To evaluate the performance of our method, we used the POPRES data [10] (Additional file 1: Table S2) using 60% of the individuals as samples and 40% as references (Additional file 1: Supplementary Note). The mapping of the origins of the samples using our method (Fig. 2a) closely resembled the PC mapping based on actual genotype data (Fig. 2b). The output image resembled the geographic map of Europe, with geographically adjacent populations found near to each other and geographically distant populations found far apart. We then tried to map the POPRES data using the 1000Genomes samples [5] as reference data. Overall, the approximate locations of the populations were similar to the European map (Additional file 1: Figure S7). However, the distinction between the Eastern/Russian populations and the Central European populations was unclear, possibly because there is sparse data from these populations in this reference dataset [5].

Fig. 2
figure 2

Population genomic applications of distance vectors. a Two-dimensional mapping of the Europeans in the POPRES data using only distance vectors. We mapped a subset (60%) of the POPRES individuals and used the rest of the individuals (40%) as references. See Additional file 1: Table S2 for the abbreviated population names. b Mapping result of the same individuals using actual genomic data (the top two PCs). c Estimation of admixture proportion using distance vectors. We simulated admixed individuals from two distant populations (GBR: British in England and Scotland and JPT: Japanese in Tokyo, Japan) and two close populations (GBR and TSI: Toscani in Italia) using the 1000Genomes data. d Admixture of three populations (GBR, CHS: Southern Han Chinese, and YRI: Yoruba in Ibadan, Nigeria).
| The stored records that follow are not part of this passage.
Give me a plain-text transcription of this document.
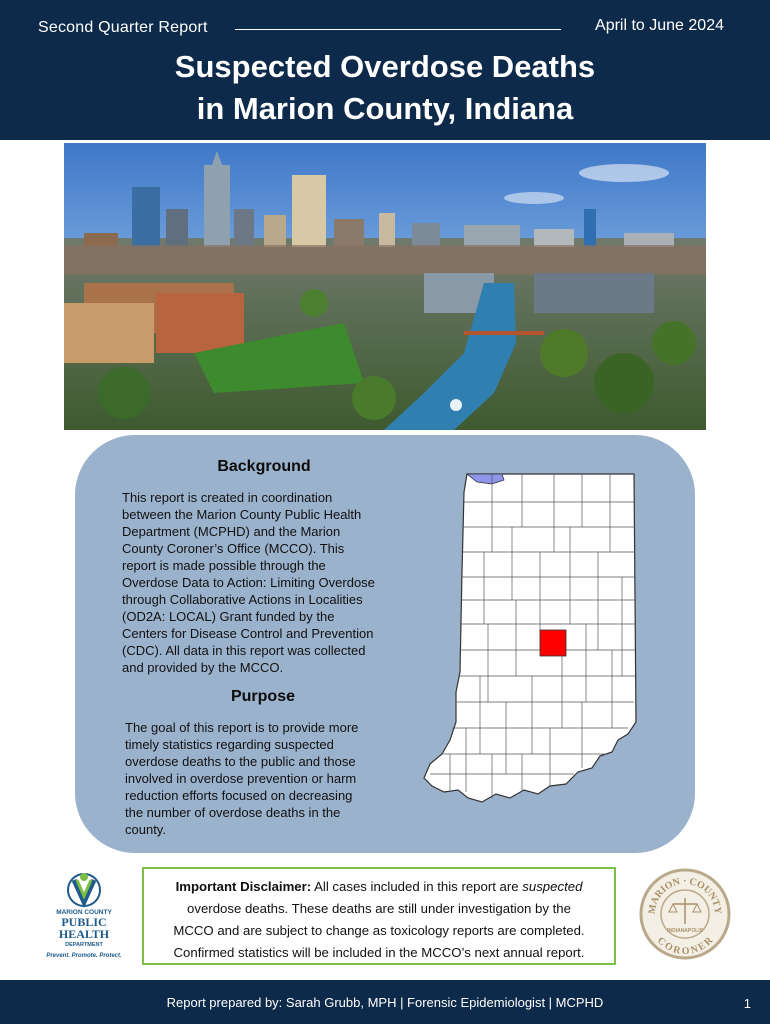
Second Quarter Report	April to June 2024
Suspected Overdose Deaths
in Marion County, Indiana
Background
This report is created in coordination
between the Marion County Public Health
Department (MCPHD) and the Marion
County Coroner’s Office (MCCO). This
report is made possible through the
Overdose Data to Action: Limiting Overdose
through Collaborative Actions in Localities
(OD2A: LOCAL) Grant funded by the
Centers for Disease Control and Prevention
(CDC). All data in this report was collected
and provided by the MCCO.
Purpose
The goal of this report is to provide more
timely statistics regarding suspected
overdose deaths to the public and those
involved in overdose prevention or harm
reduction efforts focused on decreasing
the number of overdose deaths in the
county.
MARION COUNTY
PUBLIC
HEALTH
DEPARTMENT
Prevent. Promote. Protect.
Important Disclaimer: All cases included in this report are suspected
overdose deaths. These deaths are still under investigation by the
MCCO and are subject to change as toxicology reports are completed.
Confirmed statistics will be included in the MCCO’s next annual report.
MARION · COUNTY
CORONER
INDIANAPOLIS
Report prepared by: Sarah Grubb, MPH | Forensic Epidemiologist | MCPHD	1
The proportions were estimated using distance vectors and ADMIXTURE

Another application for sharing distance vectors in population genomics is the inference of an individual’s ethnic admixture proportions. We designed a procedure to estimate the admixture proportion of an individual only using the distance vector (Additional file 1: Supplementary Note). The idea is to approximate the location of a target individual in the PC map of the multiple reference populations. We measure the Euclidean distance of the individual to the centroid of each candidate population and estimate the ancestry proportions as being inversely proportional to these distances. Using the 1000Genomes data, we simulated admixed individuals from two populations, gradually varying the proportions. When the two populations were genetically distant (European and Asian), the estimated proportion was close to the true proportion (r2 = 0.98, Fig. 2c). When the two populations were genetically close (two European countries), the estimation was less accurate but showed high correlation to the true proportion (r2 = 0.86, Fig. 2c). We then combined data for three populations (European, Asian, and African) in varying proportions. For comparison, we applied an existing method, ADMIXTURE [11], which uses actual genotype data (Additional file 1: Supplementary Note). Both ADMIXTURE and our method gave estimations that were highly concordant with the true proportions (Fig. 2d).

We have presented a novel technique that applies multilateration to genomic data. Our method allows sharing distance vectors with other investigators or institutions, enabling certain types of genomic analysis while making it difficult to reconstruct the personal genomes. We expect that our approach will find interesting applications in the future in addition to those described herein.

Methods

See Additional file 1: Supplementary Note for additional methods not described above.